Après avoir vu le résumé de cette demi-finale aller entre Arsenal, championne 2025 en titre et 3e du championnat anglais (- 2 matches) et l’Olympique Lyonnais, la sempiternelle référence européenne en football féminin avec ses huit titres mais dont le dernier nous ramène en 2022, soit trois finales sans lyonnaise, le résumé montre les cadeaux incroyables de la défense lyonnaise au canonnières anglaises.
Le football a choisi le football d’attaque anglais
Pourtant Jule Brand avait bien pris l’intérieur pour se trouver face au but et assurer le premier but lyonnais à l’Emirate Stadium (18′, 0-1) mais l’état d’esprit du championnat anglais a pris le dessus sur celui de l’Arkema première Ligue et les initiatives des Gunners furent nombreuses pour revenir.
La chance aurait pu rester du côté lyonnais cependant, ce soir là, le football a choisi celui qui entreprend plutôt que l’autre qui contre. Deux erreurs fatales d’Endler, pourtant parmi les meilleures gardiennes du monde, ont permis aux anglaises de venir à Lyon avec un but d’avance (2-1).
L’intermède favorable aux anglaises
Dans la foulée, elles ont collé un 7-0 en championnat. Une équipe forte faite des filles du Nord de l’Europe avec Stina Blackstenius et Frida Maanum, fêtant leur 100e maillot anglais quand Smilla Holmberg était élue meilleure joueuse du match.
De son côté, l’Olympique Lyonnais revisité pour reposer les titulaires, s’en est tiré avec un score nul (1-1) contre le FC Nantes, quatrième et futur adversaire en play-off pour le titre. Soit son 3e nul en championnat, pour deux défaites européennes. Les deux en quart et demi, à chaque nouveau tour.

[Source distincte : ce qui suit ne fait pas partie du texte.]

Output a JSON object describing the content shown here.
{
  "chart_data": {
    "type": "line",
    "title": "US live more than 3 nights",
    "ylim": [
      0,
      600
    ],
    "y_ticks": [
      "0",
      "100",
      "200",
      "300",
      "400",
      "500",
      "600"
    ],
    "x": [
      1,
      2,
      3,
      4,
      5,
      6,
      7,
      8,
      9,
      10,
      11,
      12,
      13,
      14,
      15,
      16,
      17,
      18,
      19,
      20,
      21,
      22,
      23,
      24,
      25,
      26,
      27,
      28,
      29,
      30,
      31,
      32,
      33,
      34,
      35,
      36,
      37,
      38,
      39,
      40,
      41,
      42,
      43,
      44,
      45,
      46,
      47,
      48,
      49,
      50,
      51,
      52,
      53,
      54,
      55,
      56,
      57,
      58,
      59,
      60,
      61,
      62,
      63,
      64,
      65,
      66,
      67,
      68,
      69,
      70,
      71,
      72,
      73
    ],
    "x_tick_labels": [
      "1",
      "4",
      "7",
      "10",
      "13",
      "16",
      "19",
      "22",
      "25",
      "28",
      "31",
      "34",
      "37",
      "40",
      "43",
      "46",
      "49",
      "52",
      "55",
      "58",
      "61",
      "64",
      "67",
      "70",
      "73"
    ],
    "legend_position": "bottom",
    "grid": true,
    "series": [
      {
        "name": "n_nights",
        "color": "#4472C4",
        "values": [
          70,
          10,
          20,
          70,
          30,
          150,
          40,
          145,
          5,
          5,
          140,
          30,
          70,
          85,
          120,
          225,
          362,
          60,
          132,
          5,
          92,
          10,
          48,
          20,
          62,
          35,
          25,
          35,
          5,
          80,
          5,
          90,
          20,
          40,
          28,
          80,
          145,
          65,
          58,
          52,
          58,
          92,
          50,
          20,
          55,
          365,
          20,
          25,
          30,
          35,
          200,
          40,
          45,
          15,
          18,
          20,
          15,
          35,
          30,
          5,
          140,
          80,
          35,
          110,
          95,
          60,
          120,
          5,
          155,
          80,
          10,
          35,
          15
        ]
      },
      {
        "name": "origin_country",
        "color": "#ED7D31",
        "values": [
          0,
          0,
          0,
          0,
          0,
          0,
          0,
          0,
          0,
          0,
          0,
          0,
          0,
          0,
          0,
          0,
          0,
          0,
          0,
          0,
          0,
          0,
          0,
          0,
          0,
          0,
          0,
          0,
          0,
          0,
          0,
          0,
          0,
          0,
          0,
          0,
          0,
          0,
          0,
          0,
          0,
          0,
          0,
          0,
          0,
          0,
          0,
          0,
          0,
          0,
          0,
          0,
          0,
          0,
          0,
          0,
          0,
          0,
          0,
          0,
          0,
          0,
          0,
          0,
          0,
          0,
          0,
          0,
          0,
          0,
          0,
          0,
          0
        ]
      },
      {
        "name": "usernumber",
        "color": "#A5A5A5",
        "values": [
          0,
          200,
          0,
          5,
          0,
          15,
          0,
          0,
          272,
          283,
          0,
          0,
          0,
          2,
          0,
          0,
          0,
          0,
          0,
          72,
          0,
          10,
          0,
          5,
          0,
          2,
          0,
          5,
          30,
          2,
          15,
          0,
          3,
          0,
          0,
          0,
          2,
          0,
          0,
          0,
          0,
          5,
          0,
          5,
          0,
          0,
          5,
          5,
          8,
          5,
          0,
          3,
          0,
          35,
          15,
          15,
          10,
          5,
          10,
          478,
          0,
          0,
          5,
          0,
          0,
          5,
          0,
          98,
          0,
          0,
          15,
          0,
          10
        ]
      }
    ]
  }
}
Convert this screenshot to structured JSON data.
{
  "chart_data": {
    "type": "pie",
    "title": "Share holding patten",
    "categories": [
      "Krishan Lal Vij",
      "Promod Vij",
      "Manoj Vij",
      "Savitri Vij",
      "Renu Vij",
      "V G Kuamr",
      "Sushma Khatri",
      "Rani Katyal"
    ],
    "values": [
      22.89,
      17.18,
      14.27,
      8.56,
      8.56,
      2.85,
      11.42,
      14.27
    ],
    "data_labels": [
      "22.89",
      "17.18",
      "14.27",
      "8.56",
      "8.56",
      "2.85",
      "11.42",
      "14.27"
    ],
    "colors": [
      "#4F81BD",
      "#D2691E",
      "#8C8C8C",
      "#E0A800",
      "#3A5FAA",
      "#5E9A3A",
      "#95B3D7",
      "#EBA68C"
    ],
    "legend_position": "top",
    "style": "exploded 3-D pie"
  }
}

Plus le niveau monte, plus le résultat est disputé.
C’est avec ce constat que les lyonnaises devront répondre à l’interrogation légitime.
Plus le niveau européen monte, plus le résultat lyonnais est difficile
Elles ont réussi à s’imposer face à Wolfsburg en quart (4-0) malgré une défaite en allemagne (0-1), arriveront-elles au même résultat face aux Championnes d’Europe ? La réponse sera-t-elle dans le constat d’une fin de cycle lyonnais et la descente alors du football français en Europe ou dans la force d’une stratégie du coach barcelonais à proposer aux joueuses un plan tiré au cordeau, accepté et intégré ou non par celles-ci.
Quel est le coach qui est le plus dans la tête de ses joueuses ?
On le voit avec les demi-finales européennes masculines, l’impact du coach dans la force collective d’une équipe prend une importance déterminante.
Ce qui nous amène à développer cette interrogation : quel est le coach qui est entré le plus dans la tête de ses joueuses ?
D’un côté Renée Slegers, vainqueur 2025 de la Coupe européenne, qui maintenant a passé ce cap qu’elle aurait pu connaître l’année précédente de son introduction pour de l’autre, Jonatan Giráldez, en cours de « certification », multi-récompensé au FC Barcelone, testé par Michele Kang dans sa franchise américaine Washington Spirit en 2025, et arrivé en début de saison pour trois années, avec l’objectif de remettre l’OL à la Tête de l’Europe.
Réponse, Samedi 2 mai 15h00 au Groupama Stadium et sur l’Equipe en direct.